City hopes to see clarity in property tax bills; officials OK head start in 2013 budget process


As talk over the 2013 budget continues, Mount Pleasant officials say they hope state tax legislation that could bruise the city’s revenue is clarified sooner rather than later.

Last week lawmakers introduced legislation to the state Senate with the aim to substantially reduce personal property taxes on multiple levels for businesses across Michigan. On Monday, city commissioners joined several other area government agencies and approved a resolution opposing such a cutback of local revenues.

Mount Pleasant Finance Director Nancy Ridley said the legislation could affect the city in a few major ways, though some uncertainty surrounds the cut to taxes as proposed, such as whether they’ll be adjusted and when they’d be implemented.

Total Impact • The legislation's aim is to eventually phase out all personal property taxes, which would cost Mount Pleasant $600,000 annually, or 7 percent of its revenue. • If Mount Pleasant wanted to make up that loss in revenue locally, it would have to increase the millage rate by 1.5 mils. • Currently, that rate is just below 16 mills. The city can raise it up to 20 mills without voters' approval.

“Obviously these are just proposals, so until something passes we don’t know for sure,” she said. “But at least from what I read the most immediate impact to the city is the one that talks about if a business has personal property (machinery and equipment) that is of a value of $40,000 or below that they are exempt from paying.”

And that exemption would, based on the proposals now in legislators’ hands, take affect in 2013.

Ridley said there are about 1,100 business in Mount Pleasant that pay personal property taxes, and of those, about 900 fall at the $40,000 or below value. The annual loss in revenue with so many businesses exempted, she said, would be 1 percent of the city’s general fund.

“It sounds insignificant,” she said, “but $110,000 is a lot of money.”

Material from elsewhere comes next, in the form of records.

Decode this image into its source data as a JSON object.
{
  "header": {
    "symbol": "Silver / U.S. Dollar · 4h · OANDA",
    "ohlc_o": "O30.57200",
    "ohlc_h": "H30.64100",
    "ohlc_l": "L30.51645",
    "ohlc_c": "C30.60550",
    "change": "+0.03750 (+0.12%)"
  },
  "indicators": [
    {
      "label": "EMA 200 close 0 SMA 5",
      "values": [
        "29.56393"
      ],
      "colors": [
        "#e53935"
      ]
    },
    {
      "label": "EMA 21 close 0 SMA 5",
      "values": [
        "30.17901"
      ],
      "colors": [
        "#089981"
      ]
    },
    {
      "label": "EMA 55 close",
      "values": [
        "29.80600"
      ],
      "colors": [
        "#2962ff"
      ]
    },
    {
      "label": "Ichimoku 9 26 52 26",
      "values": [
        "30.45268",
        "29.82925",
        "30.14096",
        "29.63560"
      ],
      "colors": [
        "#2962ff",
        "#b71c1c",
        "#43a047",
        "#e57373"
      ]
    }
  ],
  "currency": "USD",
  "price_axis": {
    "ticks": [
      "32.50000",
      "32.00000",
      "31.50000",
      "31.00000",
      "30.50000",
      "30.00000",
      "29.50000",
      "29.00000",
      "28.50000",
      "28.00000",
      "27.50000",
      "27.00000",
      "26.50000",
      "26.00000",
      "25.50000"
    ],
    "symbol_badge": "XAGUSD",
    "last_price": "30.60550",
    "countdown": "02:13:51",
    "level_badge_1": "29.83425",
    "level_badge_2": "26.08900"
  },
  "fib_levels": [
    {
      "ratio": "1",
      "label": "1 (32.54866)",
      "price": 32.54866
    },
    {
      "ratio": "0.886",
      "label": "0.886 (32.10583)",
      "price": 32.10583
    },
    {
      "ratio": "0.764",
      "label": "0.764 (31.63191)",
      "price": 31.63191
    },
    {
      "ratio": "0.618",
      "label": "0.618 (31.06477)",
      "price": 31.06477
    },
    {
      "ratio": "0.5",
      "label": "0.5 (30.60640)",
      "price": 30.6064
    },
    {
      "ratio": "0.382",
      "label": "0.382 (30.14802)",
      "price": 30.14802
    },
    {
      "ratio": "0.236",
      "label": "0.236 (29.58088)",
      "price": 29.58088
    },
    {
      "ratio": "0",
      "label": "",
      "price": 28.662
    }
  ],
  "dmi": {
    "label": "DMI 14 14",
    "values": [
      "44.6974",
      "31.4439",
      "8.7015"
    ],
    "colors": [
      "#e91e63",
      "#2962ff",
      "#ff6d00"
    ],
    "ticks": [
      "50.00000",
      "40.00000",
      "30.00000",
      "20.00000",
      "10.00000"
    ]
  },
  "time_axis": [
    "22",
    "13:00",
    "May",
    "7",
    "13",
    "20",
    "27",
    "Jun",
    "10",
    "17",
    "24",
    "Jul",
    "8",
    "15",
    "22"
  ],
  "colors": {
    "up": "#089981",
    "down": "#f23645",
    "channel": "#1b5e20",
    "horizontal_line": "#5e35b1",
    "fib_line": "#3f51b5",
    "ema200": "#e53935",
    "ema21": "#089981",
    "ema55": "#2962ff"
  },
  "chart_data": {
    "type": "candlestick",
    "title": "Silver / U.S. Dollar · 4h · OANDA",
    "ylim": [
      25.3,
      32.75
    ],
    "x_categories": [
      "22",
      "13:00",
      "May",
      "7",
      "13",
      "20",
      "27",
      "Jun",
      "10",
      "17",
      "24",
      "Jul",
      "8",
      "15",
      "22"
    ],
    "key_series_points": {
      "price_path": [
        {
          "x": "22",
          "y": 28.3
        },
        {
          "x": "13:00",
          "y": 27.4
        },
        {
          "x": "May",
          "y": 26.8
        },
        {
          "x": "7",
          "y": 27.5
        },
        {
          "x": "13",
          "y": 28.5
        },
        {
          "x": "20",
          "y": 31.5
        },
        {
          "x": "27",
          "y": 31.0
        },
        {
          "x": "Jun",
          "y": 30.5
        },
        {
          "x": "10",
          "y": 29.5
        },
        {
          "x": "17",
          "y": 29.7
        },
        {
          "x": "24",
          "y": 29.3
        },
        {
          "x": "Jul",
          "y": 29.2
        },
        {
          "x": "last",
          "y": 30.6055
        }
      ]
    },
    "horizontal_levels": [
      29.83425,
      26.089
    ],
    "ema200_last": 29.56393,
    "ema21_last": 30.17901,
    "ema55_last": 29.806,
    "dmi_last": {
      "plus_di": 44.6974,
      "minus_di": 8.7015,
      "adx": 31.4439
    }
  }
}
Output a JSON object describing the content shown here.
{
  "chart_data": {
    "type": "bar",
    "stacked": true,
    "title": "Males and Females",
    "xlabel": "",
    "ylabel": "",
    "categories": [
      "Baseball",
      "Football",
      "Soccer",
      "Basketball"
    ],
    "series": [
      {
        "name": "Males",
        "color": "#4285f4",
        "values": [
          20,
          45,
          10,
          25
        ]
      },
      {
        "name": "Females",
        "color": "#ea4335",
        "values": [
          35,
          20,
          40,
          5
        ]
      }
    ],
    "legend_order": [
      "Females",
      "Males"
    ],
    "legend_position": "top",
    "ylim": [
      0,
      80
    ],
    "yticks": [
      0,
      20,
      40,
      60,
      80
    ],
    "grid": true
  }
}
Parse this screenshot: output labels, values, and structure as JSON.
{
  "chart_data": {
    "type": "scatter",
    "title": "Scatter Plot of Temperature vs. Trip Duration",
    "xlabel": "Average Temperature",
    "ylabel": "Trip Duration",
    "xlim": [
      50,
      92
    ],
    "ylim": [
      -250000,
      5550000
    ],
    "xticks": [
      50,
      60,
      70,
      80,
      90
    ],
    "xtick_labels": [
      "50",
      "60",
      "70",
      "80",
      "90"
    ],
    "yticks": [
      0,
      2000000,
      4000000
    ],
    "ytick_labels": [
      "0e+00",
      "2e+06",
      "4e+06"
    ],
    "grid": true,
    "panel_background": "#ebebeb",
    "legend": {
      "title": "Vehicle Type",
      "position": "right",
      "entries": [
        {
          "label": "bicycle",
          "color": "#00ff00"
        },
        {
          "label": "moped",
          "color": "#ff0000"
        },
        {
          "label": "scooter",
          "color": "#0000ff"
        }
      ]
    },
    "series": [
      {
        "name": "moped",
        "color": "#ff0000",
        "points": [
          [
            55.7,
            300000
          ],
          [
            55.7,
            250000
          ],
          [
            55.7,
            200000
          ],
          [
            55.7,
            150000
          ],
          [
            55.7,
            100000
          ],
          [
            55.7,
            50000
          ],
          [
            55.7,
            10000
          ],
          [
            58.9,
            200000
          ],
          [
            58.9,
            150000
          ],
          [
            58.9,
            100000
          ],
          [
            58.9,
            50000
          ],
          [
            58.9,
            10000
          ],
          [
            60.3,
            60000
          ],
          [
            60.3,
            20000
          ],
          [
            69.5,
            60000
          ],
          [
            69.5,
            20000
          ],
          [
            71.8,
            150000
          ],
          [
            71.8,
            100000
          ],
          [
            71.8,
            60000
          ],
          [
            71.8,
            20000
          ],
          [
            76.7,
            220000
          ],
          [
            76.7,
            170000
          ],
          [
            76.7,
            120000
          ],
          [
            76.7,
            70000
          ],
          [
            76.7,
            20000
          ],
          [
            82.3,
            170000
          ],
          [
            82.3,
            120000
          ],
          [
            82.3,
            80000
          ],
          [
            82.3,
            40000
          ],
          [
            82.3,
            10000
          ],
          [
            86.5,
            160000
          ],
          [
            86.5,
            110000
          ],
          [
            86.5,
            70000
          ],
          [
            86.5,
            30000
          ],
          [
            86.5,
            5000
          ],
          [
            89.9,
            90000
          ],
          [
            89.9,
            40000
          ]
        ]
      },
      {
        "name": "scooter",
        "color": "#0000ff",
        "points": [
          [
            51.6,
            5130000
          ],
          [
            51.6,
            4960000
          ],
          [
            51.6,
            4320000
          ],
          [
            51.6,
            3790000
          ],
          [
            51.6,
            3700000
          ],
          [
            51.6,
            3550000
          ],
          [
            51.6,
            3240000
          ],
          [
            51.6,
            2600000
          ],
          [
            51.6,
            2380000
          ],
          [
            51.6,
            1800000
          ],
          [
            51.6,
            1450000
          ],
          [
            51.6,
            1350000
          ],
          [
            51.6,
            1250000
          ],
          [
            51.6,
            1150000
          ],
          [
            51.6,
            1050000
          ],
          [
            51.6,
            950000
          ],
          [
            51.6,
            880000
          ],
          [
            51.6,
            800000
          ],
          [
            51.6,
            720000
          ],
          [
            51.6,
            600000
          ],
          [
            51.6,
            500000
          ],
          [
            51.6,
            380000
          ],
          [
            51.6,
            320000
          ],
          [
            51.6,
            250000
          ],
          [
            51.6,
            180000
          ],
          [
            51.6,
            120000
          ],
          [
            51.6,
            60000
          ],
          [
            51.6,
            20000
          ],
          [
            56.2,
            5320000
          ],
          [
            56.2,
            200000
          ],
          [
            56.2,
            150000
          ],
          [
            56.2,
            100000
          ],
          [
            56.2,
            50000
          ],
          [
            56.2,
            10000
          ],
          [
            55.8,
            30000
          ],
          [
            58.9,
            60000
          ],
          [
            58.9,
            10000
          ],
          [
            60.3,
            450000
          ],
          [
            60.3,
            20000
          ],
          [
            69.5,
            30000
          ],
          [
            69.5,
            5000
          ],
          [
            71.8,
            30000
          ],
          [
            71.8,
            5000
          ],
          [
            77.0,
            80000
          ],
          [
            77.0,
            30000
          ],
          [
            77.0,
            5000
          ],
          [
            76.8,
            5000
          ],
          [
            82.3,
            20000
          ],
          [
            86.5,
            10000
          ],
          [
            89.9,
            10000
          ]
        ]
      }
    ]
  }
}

Plans also would affect several local tax capturing authorities, Ridley said, but the exact impact she hasn’t “been able to quantify quite yet.” There are also elements targeting a phase out for industrial tax payers, which she said would be a $170,000 loss a year.

Needing replacement revenue

At Monday’s City Commission meeting, City Manager Kathie Grinzinger recapped on the plight the city has seen financially before commissioners adopted the resolution.

She recounted the fall in state-shared revenue, as well as the loss of property value at large.

“And this doesn’t appear to be the end,” she said.

City Commissioner Jim Holton wore his “two hats” to Monday’s meeting — one being a city official and the other a local business owner.

He spoke to his experience in how bad the personal property tax is for business, calling it a “cobbled mess.” Along with other commissioners, he said the solution exists in the state’s finding a source of replacement revenue — something the proposal alleges will come in 2016, though local agencies would have to meet certain criteria to be eligible for.

“I want that tax eliminated,” Holton said. “But I also want to find a guarantee that those tax credits we’re giving away — I would say frivolously away — those items need to come back to the municipalities.”

Last week, Vice Mayor Kathy Ling joined other government leaders from across the state in Lansing to advocate for local governments’ concerns.

On Wednesday, she said the current list of proposed bills doesn’t provide any assurance to local government that money will be replaced, even factoring in the 2016 set up.

“The personal property tax has been one of the stable reliable sources of revenue for local government,” she said. “We’ve already taken so many hits because of the loss of property value and the change in revenue sharing, which has lopped off at least a third of what was a source of revenue cities could rely on.”

During a Monday work session, Ridley presented on next year’s budget to city commissioners, eventually getting their go-ahead to begin the budgeting process so soon in the calendar year.

Now city officials will move forward on two assumptions — that the city’s near-16 millage rate and current level of services would remain steady and they would fill any financial gaps with surplus or rain day funds. As this occurs, she said they’ll have to keep a close eye on how this property tax legislation evolves, if at all.

But the city is already looking into developing an income tax and expects a feasibility study to be completed in August.

Ridley told commissioners Monday that, if sought, an income tax could be put before voters in May or August in 2013 and, if approved, implemented the following January.